U.S. Treasuries Favored Over German Bunds Before Jackson Hole by Carmignac
Carmignac Gestion has switched to Treasuries from German debt on a bet that 10-year U.S. yields have further to fall because the Federal Reserve will support the world’s largest economy as it faces the risk of recession.
Treasury yields “will stay low and have a chance to go lower from current levels,” said Rose Ouahba, who helps oversee the equivalent of $72 billion as head of the Paris-based fund’s fixed-income team. “The U.S. will have very low growth and we are facing the risk of recession, even though it’s not our central forecast. Monetary policy will stay accommodative.”
Treasuries have handed investors a 3.1 percent return this month, Bank of America Merrill Lynch data show, as investors seek the relative safety of government debt on signs the U.S. economy is faltering and after the Fed pledged on Aug. 9 to keep borrowing costs near zero until at least mid-2013.
They’ve been boosted by speculation Fed Chairman Ben S. Bernanke will signal more steps to spur the economy through debt purchases when he speaks Aug. 26 in Jackson Hole, Wyoming. Bernanke used the Kansas City Fed’s annual conference for global central bankers last year to hint at a second round of so-called quantitative easing, in which the Fed purchased $600 billion of Treasuries from November 2010 to June.
Ten-year Treasury yields were 2.14 percent at 12:25 p.m. in London. They fell to a record 1.9735 percent on Aug. 18.
Carmignac increased its holdings of Treasuries at the expense of bunds at the end of July, when the 10-year yield was around 2.80 percent, Ouahba said. The fund bet that U.S. policy makers would agree to raise the nation’s debt ceiling and that this would narrow the yield difference, or spread, between U.S. and German 10-year securities.
The 10-year Treasury note yield spread over similar- maturity German bunds has narrowed to four basis points today, from 26 basis points on July 29.
“We believed that the U.S. would find an agreement by Aug. 2, so it made sense to shift from German exposure to U.S. exposure,” Ouahba said.
The 25 billion-euro Carmignac Patrimoine fund had 11 percent of its bond allocation in Treasuries by the middle of August, up from 4.5 percent in mid-July, it said by e-mail. Of Carmignac’s $72 billion of assets under management, 46 percent was in fixed-income securities as of June 30, according to the company’s website.

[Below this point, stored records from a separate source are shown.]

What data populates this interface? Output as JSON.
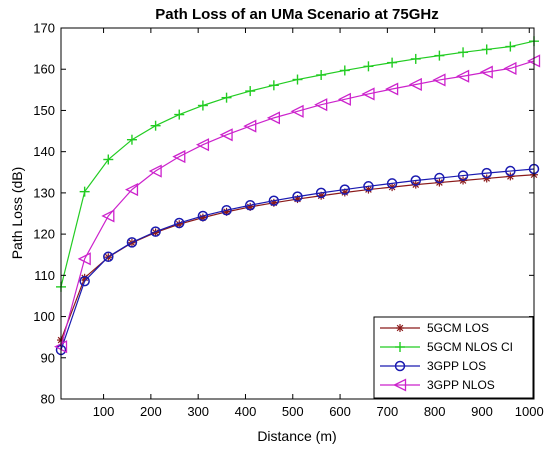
{
  "chart_data": {
    "type": "line",
    "title": "Path Loss of an UMa Scenario at 75GHz",
    "xlabel": "Distance (m)",
    "ylabel": "Path Loss (dB)",
    "xlim": [
      10,
      1010
    ],
    "ylim": [
      80,
      170
    ],
    "xticks": [
      100,
      200,
      300,
      400,
      500,
      600,
      700,
      800,
      900,
      1000
    ],
    "yticks": [
      80,
      90,
      100,
      110,
      120,
      130,
      140,
      150,
      160,
      170
    ],
    "grid": false,
    "legend_position": "bottom-right",
    "x": [
      10,
      60,
      110,
      160,
      210,
      260,
      310,
      360,
      410,
      460,
      510,
      560,
      610,
      660,
      710,
      760,
      810,
      860,
      910,
      960,
      1010
    ],
    "series": [
      {
        "name": "5GCM LOS",
        "color": "#8B1A1A",
        "marker": "asterisk",
        "values": [
          94.3,
          109.4,
          114.4,
          117.9,
          120.4,
          122.4,
          124.0,
          125.4,
          126.6,
          127.6,
          128.5,
          129.3,
          130.1,
          130.8,
          131.4,
          132.0,
          132.5,
          133.0,
          133.5,
          134.0,
          134.4
        ]
      },
      {
        "name": "5GCM NLOS CI",
        "color": "#22CC22",
        "marker": "plus",
        "values": [
          107.2,
          130.3,
          138.1,
          142.9,
          146.3,
          149.0,
          151.2,
          153.1,
          154.7,
          156.1,
          157.5,
          158.6,
          159.7,
          160.7,
          161.6,
          162.5,
          163.3,
          164.1,
          164.8,
          165.5,
          166.8
        ]
      },
      {
        "name": "3GPP LOS",
        "color": "#1A1AB0",
        "marker": "circle",
        "values": [
          91.9,
          108.6,
          114.5,
          118.0,
          120.6,
          122.7,
          124.4,
          125.8,
          127.0,
          128.1,
          129.1,
          130.0,
          130.8,
          131.6,
          132.3,
          133.0,
          133.6,
          134.2,
          134.8,
          135.3,
          135.8
        ]
      },
      {
        "name": "3GPP NLOS",
        "color": "#CC22CC",
        "marker": "triangle-left",
        "values": [
          92.7,
          114.0,
          124.4,
          130.8,
          135.3,
          138.8,
          141.7,
          144.1,
          146.2,
          148.2,
          149.8,
          151.4,
          152.7,
          154.0,
          155.2,
          156.3,
          157.4,
          158.3,
          159.3,
          160.2,
          162.0
        ]
      }
    ]
  }
}
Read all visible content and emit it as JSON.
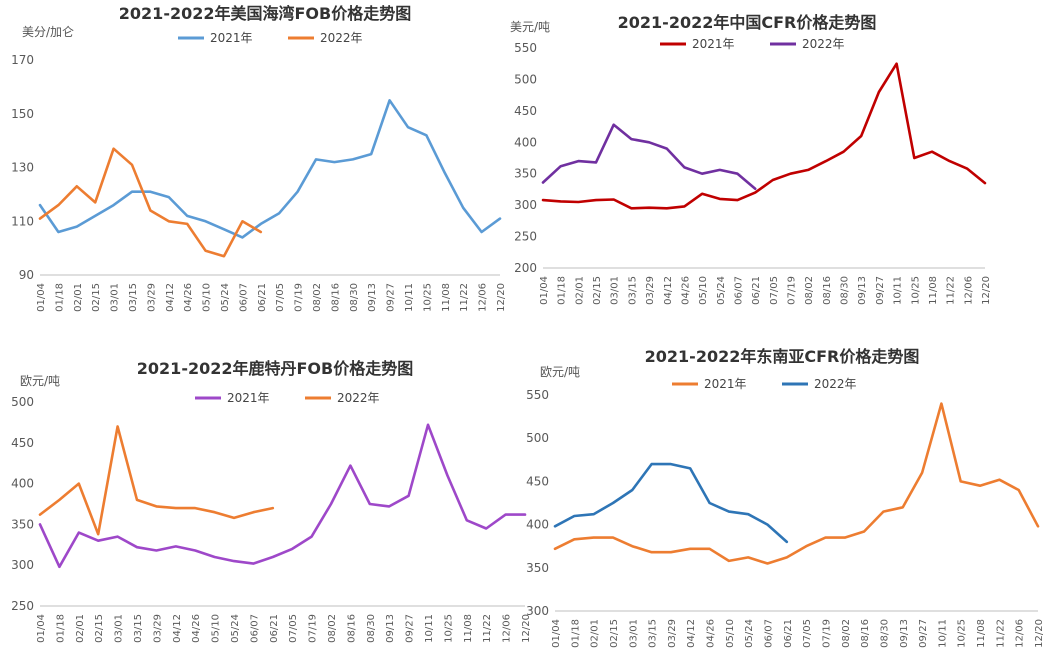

U.S. growth in the second quarter slowed to a pace that has typically been followed by a contraction within a year, according to data since World War II used in an April study by Jeremy Nalewaik, a Fed board staff economist. Gross domestic product, adjusted for inflation, cooled to a 1.6 percent rate in the second quarter from a year earlier.
Growth is “considerably slower” than anticipated, the Federal Open Market Committee said in a statement on Aug. 9. The Philadelphia Fed’s general economic index dropped to minus 30.7 this month, the lowest since March 2009, when the economy was in recession.
Carmignac isn’t fazed by Standard & Poor’s Aug. 5 decision to cut the U.S. credit rating to AA+ from AAA, Ouahba said.
“The action of S&P was more a political message,” she said. “We don’t think this is going to be an issue, especially because the Fed has the option to print money in case of a supply shock in the U.S. market.”